BUCHAREST, Romania (AP) Anca Petrescu, the chief architect of Bucharest's "Palace of the People," a massive government structure that has been described as a huge Stalinist wedding cake, died Wednesday. She was 64.
Petrescu, who had been in a coma after a September car accident, died in Floreasca Hospital in the Romanian capital, hospital spokesman Dr. Bogdan Oprita said.

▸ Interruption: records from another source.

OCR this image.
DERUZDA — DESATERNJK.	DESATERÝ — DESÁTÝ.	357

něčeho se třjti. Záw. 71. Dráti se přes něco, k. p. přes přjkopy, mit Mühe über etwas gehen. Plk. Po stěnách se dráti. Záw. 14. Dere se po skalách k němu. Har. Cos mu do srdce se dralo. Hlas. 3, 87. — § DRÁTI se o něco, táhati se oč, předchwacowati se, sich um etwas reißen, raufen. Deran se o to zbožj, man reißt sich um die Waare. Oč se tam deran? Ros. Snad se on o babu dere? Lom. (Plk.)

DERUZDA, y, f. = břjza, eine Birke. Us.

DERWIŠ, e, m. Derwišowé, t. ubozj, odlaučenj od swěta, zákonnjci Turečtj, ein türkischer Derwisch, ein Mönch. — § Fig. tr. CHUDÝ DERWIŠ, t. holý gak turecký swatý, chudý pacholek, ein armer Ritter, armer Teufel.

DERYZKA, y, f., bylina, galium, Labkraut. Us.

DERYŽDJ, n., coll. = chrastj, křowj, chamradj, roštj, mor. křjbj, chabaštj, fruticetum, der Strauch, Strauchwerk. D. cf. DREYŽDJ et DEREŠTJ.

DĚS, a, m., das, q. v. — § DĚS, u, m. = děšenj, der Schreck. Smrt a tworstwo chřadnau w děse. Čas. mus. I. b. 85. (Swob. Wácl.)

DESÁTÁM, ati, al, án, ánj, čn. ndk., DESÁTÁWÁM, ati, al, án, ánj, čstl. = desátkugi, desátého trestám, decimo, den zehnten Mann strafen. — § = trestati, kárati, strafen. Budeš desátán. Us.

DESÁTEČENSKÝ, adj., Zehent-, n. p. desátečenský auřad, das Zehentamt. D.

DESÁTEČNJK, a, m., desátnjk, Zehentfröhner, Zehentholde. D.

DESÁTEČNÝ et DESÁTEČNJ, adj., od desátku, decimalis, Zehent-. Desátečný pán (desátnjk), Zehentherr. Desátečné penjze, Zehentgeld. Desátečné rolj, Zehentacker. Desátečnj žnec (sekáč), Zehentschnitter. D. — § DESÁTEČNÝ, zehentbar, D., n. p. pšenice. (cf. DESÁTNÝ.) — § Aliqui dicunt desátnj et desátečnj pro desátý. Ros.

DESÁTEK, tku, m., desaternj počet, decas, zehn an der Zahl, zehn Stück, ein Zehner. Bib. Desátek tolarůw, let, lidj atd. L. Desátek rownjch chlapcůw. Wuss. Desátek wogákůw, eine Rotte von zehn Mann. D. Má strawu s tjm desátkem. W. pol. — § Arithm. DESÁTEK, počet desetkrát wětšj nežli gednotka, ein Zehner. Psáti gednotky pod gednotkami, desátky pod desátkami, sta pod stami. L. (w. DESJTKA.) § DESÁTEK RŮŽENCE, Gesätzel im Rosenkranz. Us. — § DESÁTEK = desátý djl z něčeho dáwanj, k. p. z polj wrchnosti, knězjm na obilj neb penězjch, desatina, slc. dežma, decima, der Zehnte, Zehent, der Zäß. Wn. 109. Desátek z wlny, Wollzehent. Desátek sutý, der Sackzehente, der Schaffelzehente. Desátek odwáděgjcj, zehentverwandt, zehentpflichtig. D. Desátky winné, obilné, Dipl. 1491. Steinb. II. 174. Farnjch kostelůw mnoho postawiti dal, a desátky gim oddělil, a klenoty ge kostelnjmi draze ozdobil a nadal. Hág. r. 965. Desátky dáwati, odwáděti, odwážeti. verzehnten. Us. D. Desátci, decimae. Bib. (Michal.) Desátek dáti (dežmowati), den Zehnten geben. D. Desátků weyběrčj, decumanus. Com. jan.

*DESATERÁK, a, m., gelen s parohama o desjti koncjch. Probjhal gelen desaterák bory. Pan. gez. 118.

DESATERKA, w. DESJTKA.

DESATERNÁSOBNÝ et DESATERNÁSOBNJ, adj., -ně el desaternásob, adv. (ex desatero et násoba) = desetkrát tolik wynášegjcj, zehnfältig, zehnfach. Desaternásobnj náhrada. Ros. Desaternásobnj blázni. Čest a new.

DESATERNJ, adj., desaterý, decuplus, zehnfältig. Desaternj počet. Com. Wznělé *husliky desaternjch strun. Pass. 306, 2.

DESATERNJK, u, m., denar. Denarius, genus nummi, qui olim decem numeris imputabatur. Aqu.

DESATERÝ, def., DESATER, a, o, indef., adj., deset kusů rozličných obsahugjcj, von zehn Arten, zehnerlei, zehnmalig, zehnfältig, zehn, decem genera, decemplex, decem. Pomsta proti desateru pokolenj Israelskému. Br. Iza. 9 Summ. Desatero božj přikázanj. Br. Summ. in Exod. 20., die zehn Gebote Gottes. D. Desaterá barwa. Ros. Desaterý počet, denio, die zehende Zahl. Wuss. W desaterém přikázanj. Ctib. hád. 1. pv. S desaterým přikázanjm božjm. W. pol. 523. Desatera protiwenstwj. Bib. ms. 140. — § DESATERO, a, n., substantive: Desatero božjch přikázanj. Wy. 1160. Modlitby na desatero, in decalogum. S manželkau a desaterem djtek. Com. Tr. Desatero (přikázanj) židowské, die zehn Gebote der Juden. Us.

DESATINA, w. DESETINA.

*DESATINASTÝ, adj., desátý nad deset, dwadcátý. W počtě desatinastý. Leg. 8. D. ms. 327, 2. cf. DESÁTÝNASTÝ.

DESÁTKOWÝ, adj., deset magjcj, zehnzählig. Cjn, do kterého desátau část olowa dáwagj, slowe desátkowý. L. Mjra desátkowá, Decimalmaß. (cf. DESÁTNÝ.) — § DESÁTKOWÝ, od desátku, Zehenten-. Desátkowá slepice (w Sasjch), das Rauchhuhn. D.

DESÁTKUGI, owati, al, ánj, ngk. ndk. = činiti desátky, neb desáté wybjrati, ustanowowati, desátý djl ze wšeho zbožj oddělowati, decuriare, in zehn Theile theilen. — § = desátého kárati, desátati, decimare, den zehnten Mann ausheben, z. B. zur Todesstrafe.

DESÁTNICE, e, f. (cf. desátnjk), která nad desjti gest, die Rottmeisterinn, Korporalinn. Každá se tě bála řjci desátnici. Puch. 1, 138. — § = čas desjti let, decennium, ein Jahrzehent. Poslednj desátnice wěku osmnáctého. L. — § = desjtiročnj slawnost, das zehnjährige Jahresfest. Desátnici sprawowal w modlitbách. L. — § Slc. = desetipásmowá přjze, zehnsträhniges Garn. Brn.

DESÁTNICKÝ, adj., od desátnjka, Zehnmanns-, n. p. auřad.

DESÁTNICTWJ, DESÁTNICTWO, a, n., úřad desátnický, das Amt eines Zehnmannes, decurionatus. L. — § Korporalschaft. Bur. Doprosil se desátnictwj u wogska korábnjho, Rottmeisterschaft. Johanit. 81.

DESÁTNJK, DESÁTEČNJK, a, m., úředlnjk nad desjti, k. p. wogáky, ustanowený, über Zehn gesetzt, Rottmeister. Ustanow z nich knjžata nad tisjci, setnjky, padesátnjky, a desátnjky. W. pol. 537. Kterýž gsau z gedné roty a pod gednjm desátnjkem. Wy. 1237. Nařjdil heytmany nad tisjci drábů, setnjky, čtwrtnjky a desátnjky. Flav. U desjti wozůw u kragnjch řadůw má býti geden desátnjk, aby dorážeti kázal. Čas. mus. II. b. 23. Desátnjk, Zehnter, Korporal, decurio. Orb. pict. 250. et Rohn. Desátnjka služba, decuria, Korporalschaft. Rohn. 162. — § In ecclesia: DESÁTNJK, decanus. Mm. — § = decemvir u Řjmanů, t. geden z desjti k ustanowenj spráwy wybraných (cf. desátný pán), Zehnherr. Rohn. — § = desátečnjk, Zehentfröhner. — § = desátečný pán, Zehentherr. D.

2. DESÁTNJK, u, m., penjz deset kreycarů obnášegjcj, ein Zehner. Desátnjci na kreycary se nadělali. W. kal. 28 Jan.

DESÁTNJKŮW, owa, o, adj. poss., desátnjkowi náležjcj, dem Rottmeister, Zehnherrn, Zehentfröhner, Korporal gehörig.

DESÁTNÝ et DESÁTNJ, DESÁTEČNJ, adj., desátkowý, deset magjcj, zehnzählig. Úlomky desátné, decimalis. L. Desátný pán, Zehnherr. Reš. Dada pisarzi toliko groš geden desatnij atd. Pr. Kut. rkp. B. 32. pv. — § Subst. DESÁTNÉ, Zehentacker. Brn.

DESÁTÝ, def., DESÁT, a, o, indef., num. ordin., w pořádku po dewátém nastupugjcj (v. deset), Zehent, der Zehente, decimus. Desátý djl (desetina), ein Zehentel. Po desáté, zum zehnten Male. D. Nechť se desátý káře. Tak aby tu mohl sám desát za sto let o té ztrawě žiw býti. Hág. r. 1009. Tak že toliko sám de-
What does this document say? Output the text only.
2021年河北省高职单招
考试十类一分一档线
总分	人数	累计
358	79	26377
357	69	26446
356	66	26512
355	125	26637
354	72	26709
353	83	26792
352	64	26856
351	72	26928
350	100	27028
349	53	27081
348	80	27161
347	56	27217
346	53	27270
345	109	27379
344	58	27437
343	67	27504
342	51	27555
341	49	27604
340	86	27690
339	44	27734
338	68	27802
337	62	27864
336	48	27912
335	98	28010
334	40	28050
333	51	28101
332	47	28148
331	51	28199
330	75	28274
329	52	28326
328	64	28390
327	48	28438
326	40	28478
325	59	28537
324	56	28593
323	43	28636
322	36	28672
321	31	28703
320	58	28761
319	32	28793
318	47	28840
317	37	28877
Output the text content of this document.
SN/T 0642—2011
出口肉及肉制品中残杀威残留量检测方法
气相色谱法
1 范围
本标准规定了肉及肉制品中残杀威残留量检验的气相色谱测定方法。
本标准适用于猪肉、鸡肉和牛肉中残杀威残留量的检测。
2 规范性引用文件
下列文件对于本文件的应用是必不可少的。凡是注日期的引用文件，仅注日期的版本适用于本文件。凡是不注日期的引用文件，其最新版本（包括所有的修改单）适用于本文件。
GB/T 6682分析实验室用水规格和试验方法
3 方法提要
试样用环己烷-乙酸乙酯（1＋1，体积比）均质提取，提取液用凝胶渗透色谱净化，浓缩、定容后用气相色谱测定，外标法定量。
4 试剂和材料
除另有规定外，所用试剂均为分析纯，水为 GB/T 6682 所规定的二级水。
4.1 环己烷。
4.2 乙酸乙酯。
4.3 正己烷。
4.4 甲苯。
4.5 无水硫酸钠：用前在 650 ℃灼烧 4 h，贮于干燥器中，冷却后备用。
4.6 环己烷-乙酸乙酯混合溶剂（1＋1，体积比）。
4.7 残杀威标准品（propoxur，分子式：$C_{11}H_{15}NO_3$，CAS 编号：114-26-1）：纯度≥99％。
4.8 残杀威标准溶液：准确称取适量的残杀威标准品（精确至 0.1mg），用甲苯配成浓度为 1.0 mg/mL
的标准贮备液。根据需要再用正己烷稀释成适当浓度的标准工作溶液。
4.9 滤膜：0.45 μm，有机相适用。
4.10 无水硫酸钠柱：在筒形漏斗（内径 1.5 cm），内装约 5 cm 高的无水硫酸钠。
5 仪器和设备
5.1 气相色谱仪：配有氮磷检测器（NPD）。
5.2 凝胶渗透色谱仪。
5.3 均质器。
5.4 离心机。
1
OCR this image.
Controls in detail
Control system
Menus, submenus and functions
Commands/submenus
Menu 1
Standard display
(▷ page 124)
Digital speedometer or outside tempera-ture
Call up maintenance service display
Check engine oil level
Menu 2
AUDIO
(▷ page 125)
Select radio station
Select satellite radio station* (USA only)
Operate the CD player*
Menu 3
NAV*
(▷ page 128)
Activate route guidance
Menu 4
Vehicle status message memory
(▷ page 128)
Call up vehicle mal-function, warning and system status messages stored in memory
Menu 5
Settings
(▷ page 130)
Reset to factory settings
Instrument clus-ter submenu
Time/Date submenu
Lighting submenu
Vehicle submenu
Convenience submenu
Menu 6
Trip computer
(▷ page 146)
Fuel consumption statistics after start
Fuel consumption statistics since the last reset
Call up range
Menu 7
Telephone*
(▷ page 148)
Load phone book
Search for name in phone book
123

Her landmark Bucharest palace is the world's second-largest administrative building after the Pentagon. It spans 350,000 square meters (3.77 million square feet) and is perhaps the most visible legacy of Romania's late dictator, Nicolae Ceausescu.
Appointed the building's chief architect in 1978, Petrescu worked at the still-unfinished palace until her accident. She told The Associated Press in an interview last year that Buckingham Palace in London and the Palace of Versailles outside Paris were her artistic inspirations for the building, not North Korean architecture as was widely reported.
Petrescu recalled Ceausescu, who was tried and executed Dec. 25, 1989, and never got to use the palace, as being obsessed with detail and constantly inspecting the site. She said that were he alive to see what had become of the palace, which even hosts weddings and balls today, he "would make the sign of the cross" as in he'd be horrified.